The primary microbiological pathogens of concern include Salmonella
spp., but others, including Listeria monocytogenes, may
need to be considered.
Charge to the Subcommittee
The charge to the subcommittee is to determine the minimal requirements
for achieving microbiologically safe cooked poultry and associated
methods for objective measurement. The subcommittee should assess
all pathogens of concern and poultry cooking methods that may be
used by consumers. The information developed by the subcommittee
will be used by the Food Safety and Inspection Service (FSIS) to
develop consumer messages on the cooking parameters necessary to
ensure the safety of poultry.
The questions to be addressed
are:
- What are the limitations in various cooking methods,
particularly microwaving, that may need to be conveyed through
labeling and other means to ensure that poultry cooked by consumers
is safe?
- Do cooking requirements differ by type of poultry
(e.g., chicken versus turkey, whole carcasses versus parts, ground
products with different levels of fat, raw versus partially cooked)?

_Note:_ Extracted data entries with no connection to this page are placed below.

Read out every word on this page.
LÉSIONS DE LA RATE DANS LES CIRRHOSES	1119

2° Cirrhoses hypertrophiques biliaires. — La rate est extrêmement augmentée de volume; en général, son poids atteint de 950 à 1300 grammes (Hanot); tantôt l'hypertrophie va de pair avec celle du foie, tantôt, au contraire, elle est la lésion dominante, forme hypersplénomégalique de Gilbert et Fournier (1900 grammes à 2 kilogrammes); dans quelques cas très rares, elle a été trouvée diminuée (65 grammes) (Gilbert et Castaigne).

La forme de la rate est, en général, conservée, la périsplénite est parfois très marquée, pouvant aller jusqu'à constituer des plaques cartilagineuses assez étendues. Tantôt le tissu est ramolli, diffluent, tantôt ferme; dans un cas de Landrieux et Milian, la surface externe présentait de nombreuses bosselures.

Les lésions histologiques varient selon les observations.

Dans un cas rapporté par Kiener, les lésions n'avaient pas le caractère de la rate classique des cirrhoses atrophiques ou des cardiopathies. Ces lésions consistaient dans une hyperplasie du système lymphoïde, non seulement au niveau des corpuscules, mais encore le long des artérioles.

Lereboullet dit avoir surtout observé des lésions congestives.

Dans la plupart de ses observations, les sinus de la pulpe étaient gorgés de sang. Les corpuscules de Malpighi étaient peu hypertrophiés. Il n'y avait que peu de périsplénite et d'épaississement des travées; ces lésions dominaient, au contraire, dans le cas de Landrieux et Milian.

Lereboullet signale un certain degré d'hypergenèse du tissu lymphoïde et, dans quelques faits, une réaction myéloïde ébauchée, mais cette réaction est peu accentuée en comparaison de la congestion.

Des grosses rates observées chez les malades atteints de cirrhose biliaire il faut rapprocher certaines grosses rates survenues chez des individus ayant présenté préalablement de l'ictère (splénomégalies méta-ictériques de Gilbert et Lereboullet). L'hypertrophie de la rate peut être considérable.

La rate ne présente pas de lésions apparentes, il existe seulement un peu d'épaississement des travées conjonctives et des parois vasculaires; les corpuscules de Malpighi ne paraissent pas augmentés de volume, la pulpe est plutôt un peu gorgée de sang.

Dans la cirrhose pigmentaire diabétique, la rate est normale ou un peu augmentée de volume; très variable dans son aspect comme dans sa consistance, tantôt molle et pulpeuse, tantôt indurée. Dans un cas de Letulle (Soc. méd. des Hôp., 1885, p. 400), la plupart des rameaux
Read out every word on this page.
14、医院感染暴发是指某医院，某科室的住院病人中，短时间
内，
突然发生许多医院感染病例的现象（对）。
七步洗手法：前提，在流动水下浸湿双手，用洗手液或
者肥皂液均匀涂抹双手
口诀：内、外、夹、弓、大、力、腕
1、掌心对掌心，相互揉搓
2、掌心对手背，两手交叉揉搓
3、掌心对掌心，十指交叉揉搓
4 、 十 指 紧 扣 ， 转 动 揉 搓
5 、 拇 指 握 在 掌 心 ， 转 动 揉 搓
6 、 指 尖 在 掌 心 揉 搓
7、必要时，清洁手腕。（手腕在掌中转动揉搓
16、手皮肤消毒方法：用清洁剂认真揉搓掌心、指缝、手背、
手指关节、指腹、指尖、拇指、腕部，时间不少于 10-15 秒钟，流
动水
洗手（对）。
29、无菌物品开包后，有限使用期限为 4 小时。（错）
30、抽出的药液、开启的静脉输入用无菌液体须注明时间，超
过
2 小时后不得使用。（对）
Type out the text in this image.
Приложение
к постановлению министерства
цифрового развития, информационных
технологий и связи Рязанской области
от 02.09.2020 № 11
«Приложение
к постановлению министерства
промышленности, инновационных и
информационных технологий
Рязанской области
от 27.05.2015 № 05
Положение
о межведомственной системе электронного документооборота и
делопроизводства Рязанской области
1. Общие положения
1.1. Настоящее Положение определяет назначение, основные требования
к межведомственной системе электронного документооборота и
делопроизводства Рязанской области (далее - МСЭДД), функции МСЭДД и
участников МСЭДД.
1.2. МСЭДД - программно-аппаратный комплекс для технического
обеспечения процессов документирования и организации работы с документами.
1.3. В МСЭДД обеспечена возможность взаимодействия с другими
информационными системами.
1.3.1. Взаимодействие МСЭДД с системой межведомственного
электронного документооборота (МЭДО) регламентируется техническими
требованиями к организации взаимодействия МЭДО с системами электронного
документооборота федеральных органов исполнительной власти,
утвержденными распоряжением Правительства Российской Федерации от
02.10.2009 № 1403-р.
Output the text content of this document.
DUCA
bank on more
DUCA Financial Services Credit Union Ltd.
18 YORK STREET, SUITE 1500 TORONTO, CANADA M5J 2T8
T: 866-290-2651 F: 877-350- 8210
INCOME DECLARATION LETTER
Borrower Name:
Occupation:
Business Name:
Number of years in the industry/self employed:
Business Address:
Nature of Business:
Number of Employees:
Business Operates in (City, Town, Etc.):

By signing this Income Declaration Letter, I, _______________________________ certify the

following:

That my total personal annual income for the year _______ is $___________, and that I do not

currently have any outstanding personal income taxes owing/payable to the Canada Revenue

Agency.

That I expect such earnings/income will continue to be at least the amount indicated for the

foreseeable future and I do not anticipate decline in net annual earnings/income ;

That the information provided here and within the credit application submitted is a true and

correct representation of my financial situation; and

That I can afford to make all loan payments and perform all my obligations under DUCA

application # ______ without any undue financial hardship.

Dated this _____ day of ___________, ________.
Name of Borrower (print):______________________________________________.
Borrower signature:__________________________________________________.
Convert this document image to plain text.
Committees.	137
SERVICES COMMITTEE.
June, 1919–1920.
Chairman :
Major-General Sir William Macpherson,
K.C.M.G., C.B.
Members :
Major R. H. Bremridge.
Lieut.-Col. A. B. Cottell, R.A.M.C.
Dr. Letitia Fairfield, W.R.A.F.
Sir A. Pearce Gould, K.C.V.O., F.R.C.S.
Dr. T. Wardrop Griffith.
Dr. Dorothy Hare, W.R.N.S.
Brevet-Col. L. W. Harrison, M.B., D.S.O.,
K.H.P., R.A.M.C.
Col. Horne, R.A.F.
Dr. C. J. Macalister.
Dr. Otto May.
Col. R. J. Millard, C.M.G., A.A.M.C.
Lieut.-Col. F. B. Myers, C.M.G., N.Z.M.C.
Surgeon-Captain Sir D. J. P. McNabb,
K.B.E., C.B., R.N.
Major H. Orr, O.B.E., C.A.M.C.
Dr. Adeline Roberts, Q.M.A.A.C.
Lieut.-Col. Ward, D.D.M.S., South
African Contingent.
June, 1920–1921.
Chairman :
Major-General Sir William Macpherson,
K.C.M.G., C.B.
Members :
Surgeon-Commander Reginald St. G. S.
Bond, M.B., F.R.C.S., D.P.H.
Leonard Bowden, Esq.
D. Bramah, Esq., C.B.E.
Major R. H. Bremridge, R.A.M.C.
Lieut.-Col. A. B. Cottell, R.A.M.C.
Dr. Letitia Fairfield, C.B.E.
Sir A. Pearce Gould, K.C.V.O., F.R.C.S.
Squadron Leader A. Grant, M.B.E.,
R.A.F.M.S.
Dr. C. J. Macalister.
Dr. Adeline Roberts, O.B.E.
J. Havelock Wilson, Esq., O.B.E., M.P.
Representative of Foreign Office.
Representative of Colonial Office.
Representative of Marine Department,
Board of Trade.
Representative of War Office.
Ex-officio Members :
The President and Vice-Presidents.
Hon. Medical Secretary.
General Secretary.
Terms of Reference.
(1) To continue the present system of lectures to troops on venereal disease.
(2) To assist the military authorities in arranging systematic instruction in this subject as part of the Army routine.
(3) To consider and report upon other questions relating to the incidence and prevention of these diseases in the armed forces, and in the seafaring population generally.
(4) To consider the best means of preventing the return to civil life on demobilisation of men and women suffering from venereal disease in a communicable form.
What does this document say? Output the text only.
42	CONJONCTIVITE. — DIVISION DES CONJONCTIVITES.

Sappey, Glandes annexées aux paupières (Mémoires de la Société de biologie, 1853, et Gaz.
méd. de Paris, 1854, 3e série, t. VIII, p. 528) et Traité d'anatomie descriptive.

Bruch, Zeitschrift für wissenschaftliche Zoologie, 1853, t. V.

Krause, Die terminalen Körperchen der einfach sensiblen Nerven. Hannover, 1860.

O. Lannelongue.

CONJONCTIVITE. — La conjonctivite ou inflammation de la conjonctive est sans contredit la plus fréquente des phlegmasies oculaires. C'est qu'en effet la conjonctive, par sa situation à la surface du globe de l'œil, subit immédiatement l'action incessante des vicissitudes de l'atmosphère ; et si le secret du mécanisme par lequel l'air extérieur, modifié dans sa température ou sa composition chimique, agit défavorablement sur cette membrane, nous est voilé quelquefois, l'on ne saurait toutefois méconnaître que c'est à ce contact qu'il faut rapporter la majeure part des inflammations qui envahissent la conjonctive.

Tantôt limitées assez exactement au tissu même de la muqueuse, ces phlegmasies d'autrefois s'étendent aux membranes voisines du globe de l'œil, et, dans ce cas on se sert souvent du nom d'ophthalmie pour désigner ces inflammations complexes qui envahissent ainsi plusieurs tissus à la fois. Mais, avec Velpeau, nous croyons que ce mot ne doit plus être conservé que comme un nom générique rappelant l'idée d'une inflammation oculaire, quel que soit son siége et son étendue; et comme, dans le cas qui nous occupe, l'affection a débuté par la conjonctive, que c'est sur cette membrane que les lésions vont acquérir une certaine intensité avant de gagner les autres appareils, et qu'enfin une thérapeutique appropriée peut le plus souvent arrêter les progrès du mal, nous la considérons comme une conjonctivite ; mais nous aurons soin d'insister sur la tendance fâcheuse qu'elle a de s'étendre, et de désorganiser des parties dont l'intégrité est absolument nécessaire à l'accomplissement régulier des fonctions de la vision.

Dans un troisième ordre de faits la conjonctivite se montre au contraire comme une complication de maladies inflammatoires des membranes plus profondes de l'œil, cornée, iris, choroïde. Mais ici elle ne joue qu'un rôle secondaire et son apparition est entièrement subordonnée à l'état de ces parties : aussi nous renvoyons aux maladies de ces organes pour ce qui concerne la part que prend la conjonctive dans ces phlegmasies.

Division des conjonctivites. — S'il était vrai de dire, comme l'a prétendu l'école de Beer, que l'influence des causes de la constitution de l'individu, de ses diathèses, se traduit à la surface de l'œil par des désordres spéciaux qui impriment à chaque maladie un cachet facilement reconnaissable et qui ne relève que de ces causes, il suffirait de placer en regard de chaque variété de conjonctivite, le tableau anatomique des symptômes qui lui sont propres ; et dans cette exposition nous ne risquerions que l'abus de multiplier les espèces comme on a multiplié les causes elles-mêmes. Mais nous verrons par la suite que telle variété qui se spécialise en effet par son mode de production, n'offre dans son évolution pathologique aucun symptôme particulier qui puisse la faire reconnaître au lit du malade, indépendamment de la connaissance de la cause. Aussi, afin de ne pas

- What effect, if any, does the condition of poultry
just prior to cooking (e.g., chilled versus frozen) have on the
cooking treatment?
- What is the single time/temperature combination for
each type of poultry (see question 2 above) for consumers to use
to ensure safe cooked poultry?
- What parameters should inspected establishments consider
in developing validated cooking instructions for use by consumers?
- Since consumers typically are not as capable of calibrating
the cooking equipment and temperature measuring devices as inspected
establishments, what, if any, special considerations should be
considered in identification of safe cooking guidance for consumers
(e.g., adding a safety margin to the minimum time/temperature)?
- What safety-based labeling considerations should be
considered for conveying safe cooking instructions to consumers?